Going Native At The Penn Museum’s Cafe


Have you ever eaten at – or even seen — a restaurant specializing in Native American foods in the Philly area? No, I haven’t either, and I have to admit that until this moment, it never occurred to me to miss it. But from now until April 6, the Penn Museum is running Native American lunch specials in its Pepper Mill Café to coincide with its temporary exhibition, Native American Voices: The People—Here and Now.

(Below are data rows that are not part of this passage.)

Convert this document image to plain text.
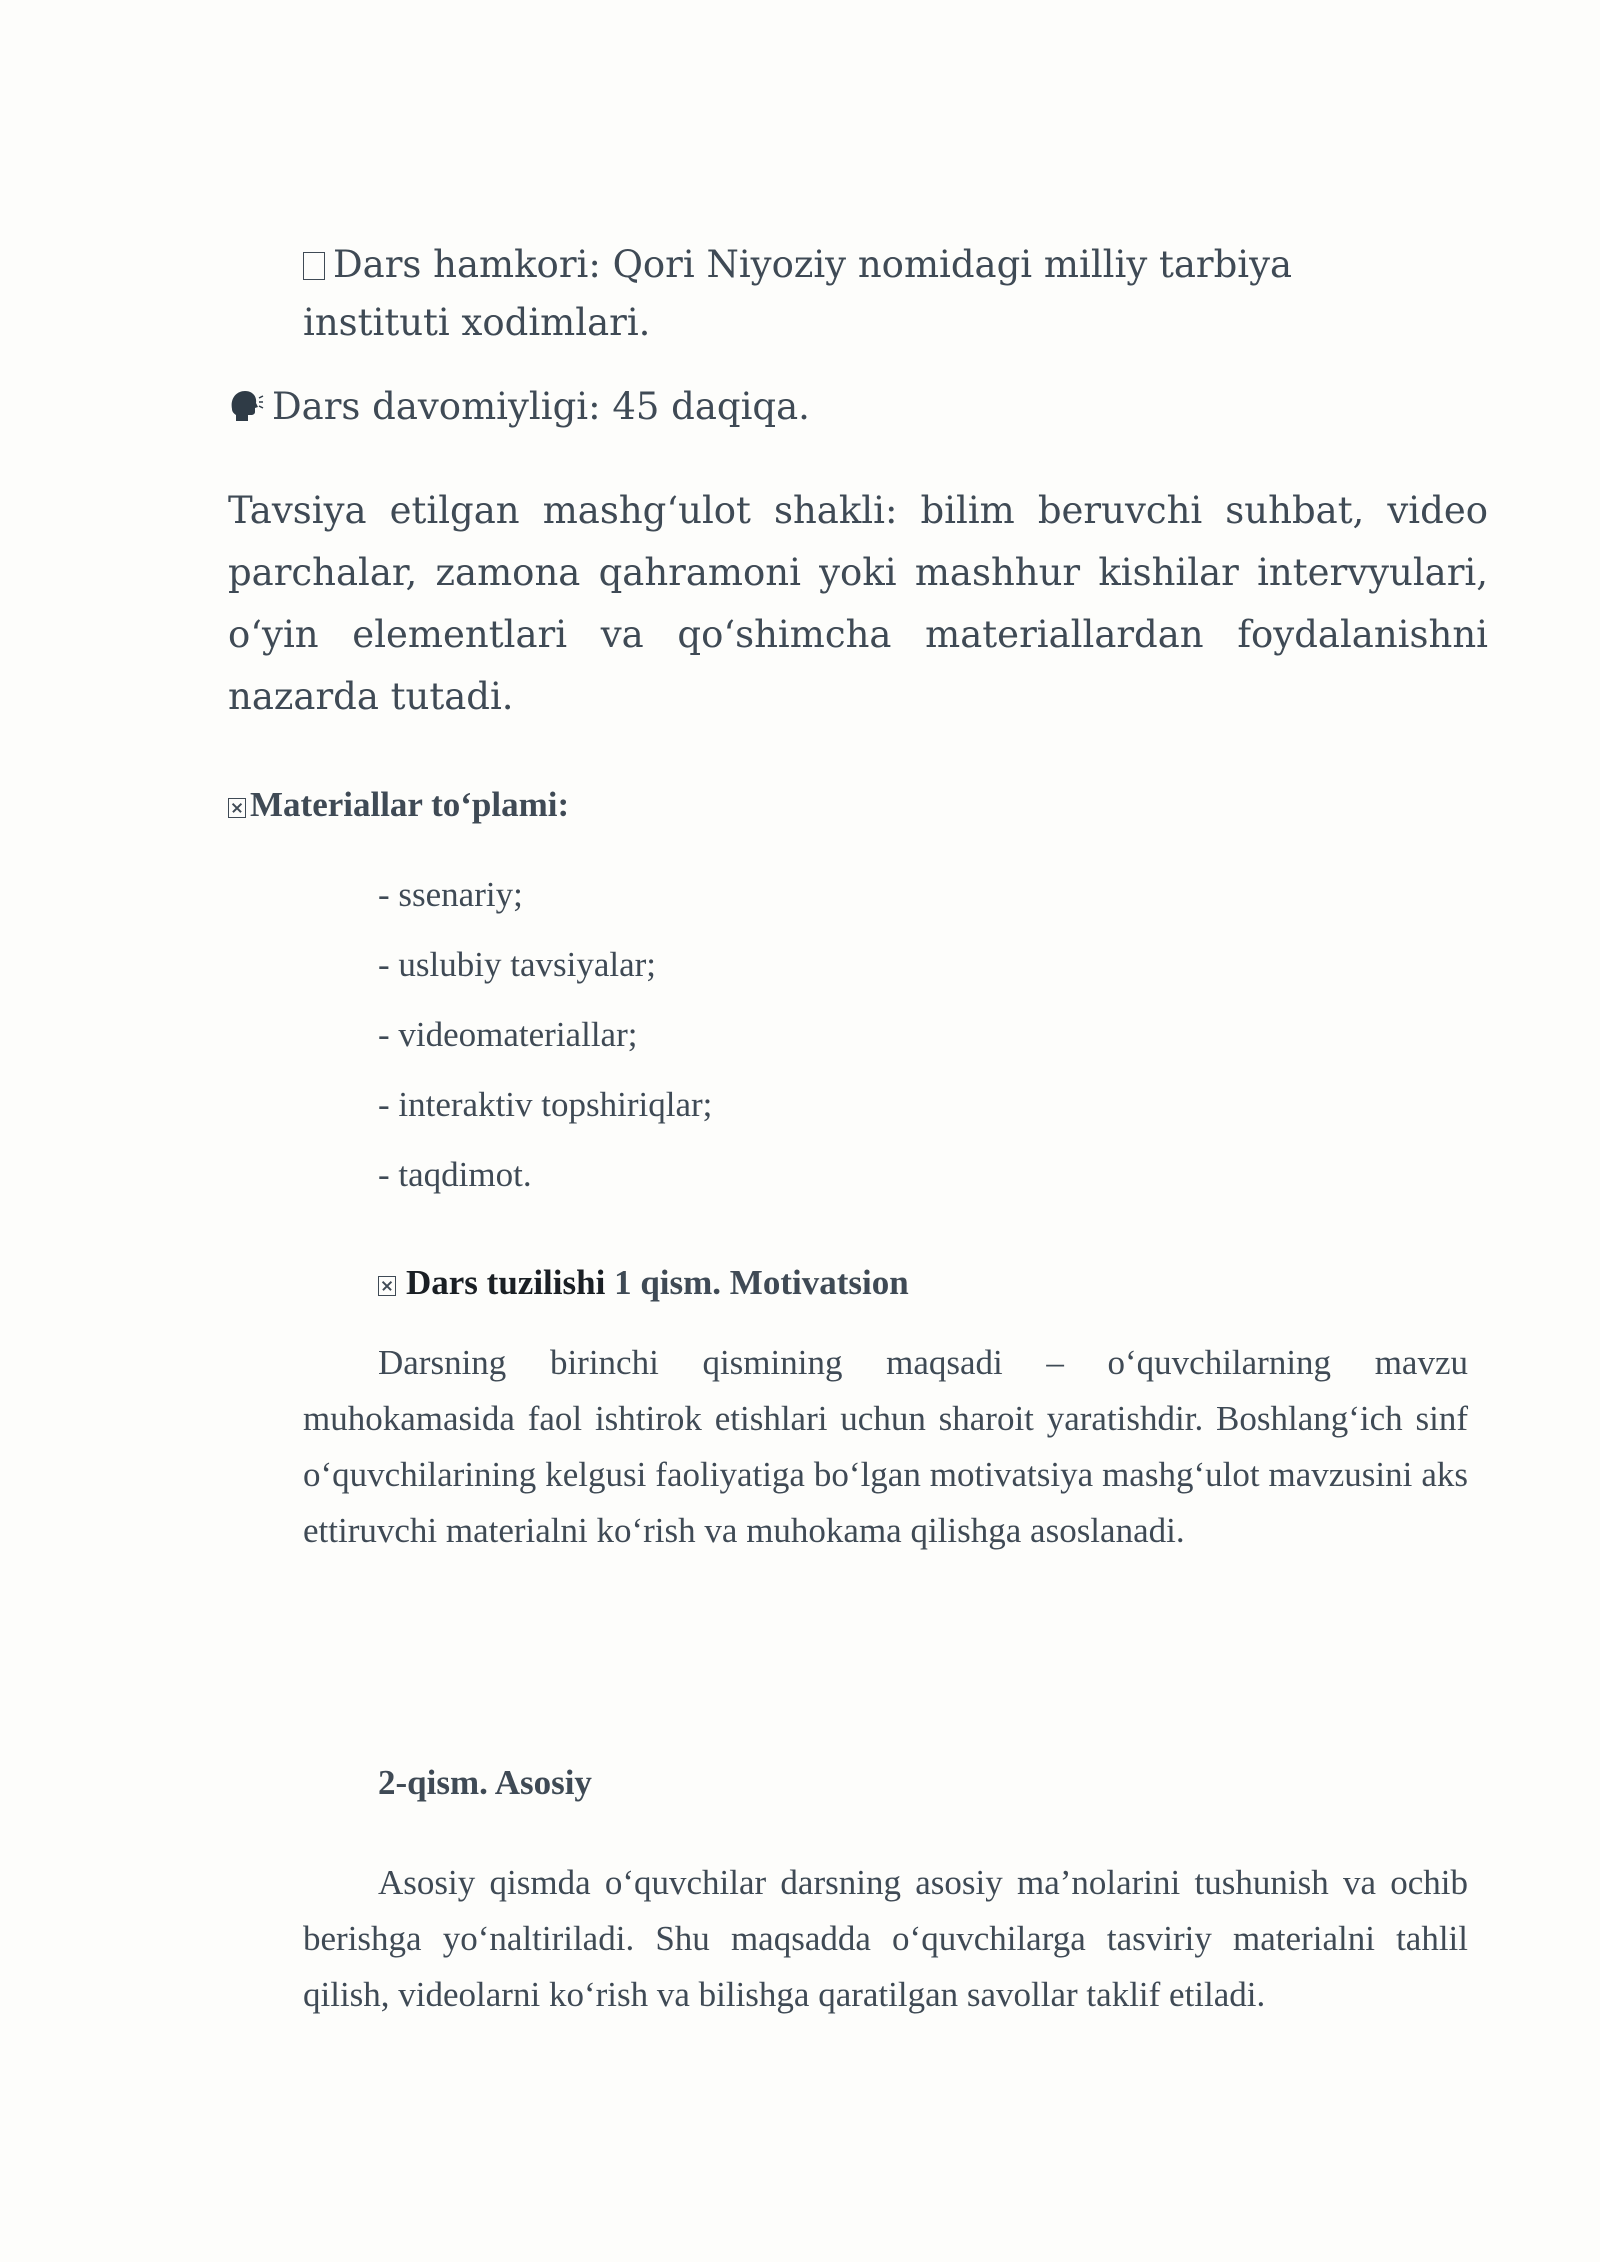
Dars hamkori: Qori Niyoziy nomidagi milliy tarbiya instituti xodimlari.
Dars davomiyligi: 45 daqiqa.
Tavsiya etilgan mashg‘ulot shakli: bilim beruvchi suhbat, video parchalar, zamona qahramoni yoki mashhur kishilar intervyulari, o‘yin elementlari va qo‘shimcha materiallardan foydalanishni nazarda tutadi.
Materiallar to‘plami:
- ssenariy;
- uslubiy tavsiyalar;
- videomateriallar;
- interaktiv topshiriqlar;
- taqdimot.
Dars tuzilishi 1 qism. Motivatsion
Darsning birinchi qismining maqsadi – o‘quvchilarning mavzu muhokamasida faol ishtirok etishlari uchun sharoit yaratishdir. Boshlang‘ich sinf o‘quvchilarining kelgusi faoliyatiga bo‘lgan motivatsiya mashg‘ulot mavzusini aks ettiruvchi materialni ko‘rish va muhokama qilishga asoslanadi.
2-qism. Asosiy
Asosiy qismda o‘quvchilar darsning asosiy ma’nolarini tushunish va ochib berishga yo‘naltiriladi. Shu maqsadda o‘quvchilarga tasviriy materialni tahlil qilish, videolarni ko‘rish va bilishga qaratilgan savollar taklif etiladi.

Various weekends highlight foods inspired by different tribal regions, and not to be glib but we’re not talking about mere southwestern foods here. To wit: The Northern Woodlands menu (March 22–23) features dishes we’re used to eating at Thanksgiving – maple-brined turkey, cranberry maple syrup, green-apple compote, wild rice and watercress salad, fried hominy, wild onions and smoked turnip puree. The Great Plains menu (March 8–9 & March 29–30) consists of buffalo chili on fry bread with pickled chiles and pinto beans, roasted root-vegetable salad, agave-nectar vinaigrette and chile-spiced fries. The Northwest Coast menu (March 15–16 & April 5–6) favors seafood with cedar-planked wild salmon, wild-berry glaze roasted celery-root salad, dried currants, honey vinaigrette corn pone, honey-butter roasted Brussels sprouts and caramelized onions.

The menu was designed by chef Richard Hetzler, who’s the executive chef at the Mitsitam Native Foods Café at the National Museum of the American Indian in Washington, D.C.